The ambient air in residential areas had hydrogen sulfide readings ranging from 0.001- 0.005 ppm (1-5 ppb). An ongoing indoor air monitoring program was implemented in 1996 to detect landfill gas migration to nearby residential and commercial buildings on a monthly basis. Hydrogen sulfide has not been detected in the basements of residences and commercial buildings along the Exeter and Dry Bridge roads since the indoor air monitoring program began . A maximum concentration of 0.4 ppm (400 ppb) was detected once in the past (December 1995) around the landfill's immediate boundary before the flares were implemented. The hydrogen sulfide readings were measured utilizing portable gas detectors over a 2-minute period. A 24- hour sampling regiment was not available before the flare system was implemented. Since the hydrogen sulfide samples were collected as 2-minute readings, ATSDR recognizes that previous residential samples may have missed other peak concentrations of hydrogen sulfide.
An acute-duration inhalation MRL for hydrogen sulfide of 0.5 ppm (500 ppb) was derived by ATSDR (21). The MRL is based on a NOAEL value of 5 ppm (5000 ppb) hydrogen sulfide, a concentration at which no respiratory effects were noted in individuals exposed for 30 minutes during exercise . In deriving the MRL, the exposure concentration of 5 ppm was divided by an uncertainty factor of 10 for human variability. An intermediate-duration inhalation MRL for hydrogen sulfide of 0.09 ppm (90 ppb) was derived. The MRL is based on a NOAEL of 8.5 ppm (8500 ppb) for respiratory effects in pigs exposed to hydrogen sulfide for 17 days .
When combusted in the flares, hydrogen sulfide is converted to sulfur dioxide, resulting in a burnt sulfur odor that has been reported since the flares began operating (22). Before the SulfaTreat® pretreatment system was installed in the collections system, sulfur dioxide concentrations in the ambient air ranged from 0.075 to 0.322 ppm (75-322 ppb) along Dry Bridge Road, just beyond the landfill boundary. EPA's primary 24-hour average National Ambient Air Quality Standard for sulfur dioxide is 0.139 ppm (139 ppb). After the SulfaTreat® pretreatment system was implemented in August 1997, there was a onetime peak of sulfur dioxide with a concentration of 0.030 ppm (30 ppb) at the landfill's boundary. However, sulfur dioxide concentrations predominantly measured between 0 ppm to 0.003 ppm (0-3 ppb). Based on these readings, there does not appear to be a current or future public health hazard from sulfur dioxide.

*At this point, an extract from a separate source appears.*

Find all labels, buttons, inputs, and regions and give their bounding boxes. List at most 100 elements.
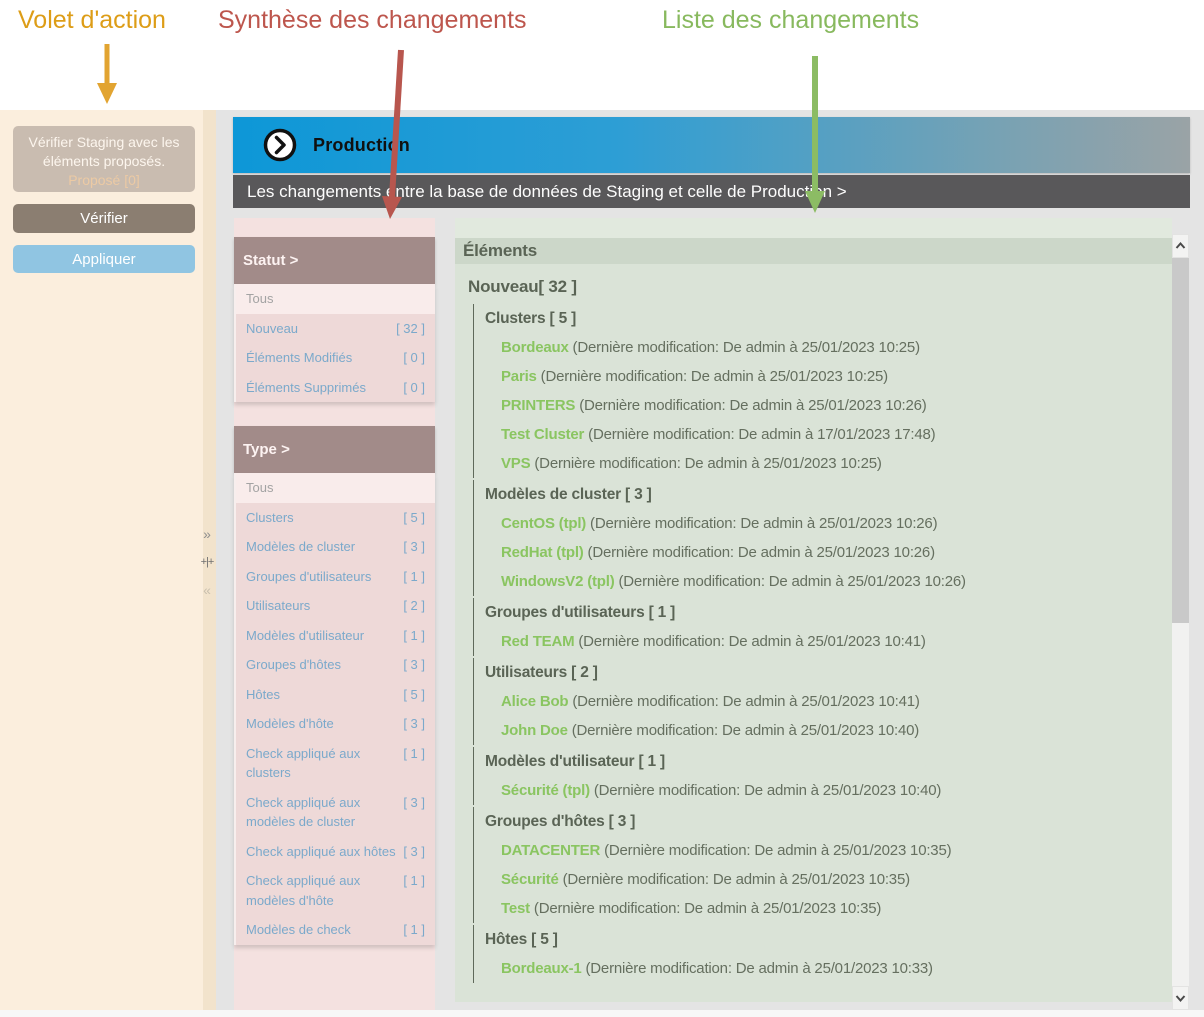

Gas monitoring wells containing the landfill gas (as part of the extraction system that feeds into the landfill flares) at Dry Bridge Road Landfill have been sampled by Hoffman Engineering and EPA and evaluated by RIDEM. Over the course of the implementation and operation of the collection and flare system in March 1997, areas of the site have been found to contain varying gas compositions. Methane concentrations in the landfill gas before it is flared have been found to range between 0% to as high as 44% in different areas at the site, depending on atmospheric conditions (23). Methane was detected in the gas monitoring wells at the perimeter of the site at concentrations exceeding 25% of the lower explosive limit (LEL). To date, methane has not been detected in the residential and commercial buildings that are being monitored for landfill gas migration . Additional landfill gas collection trenches have been built on the perimeter to control the lateral migration toward residential and commercial buildings near Dry Bridge Road Landfill. These collection trenches are connected to the landfill gas extraction system to actively draw the landfill gas to the flaring system. Since the implementation of this active landfill gas collection system, methane has not exceeded the 25% LEL in the perimeter collection trenches or gas monitoring wells.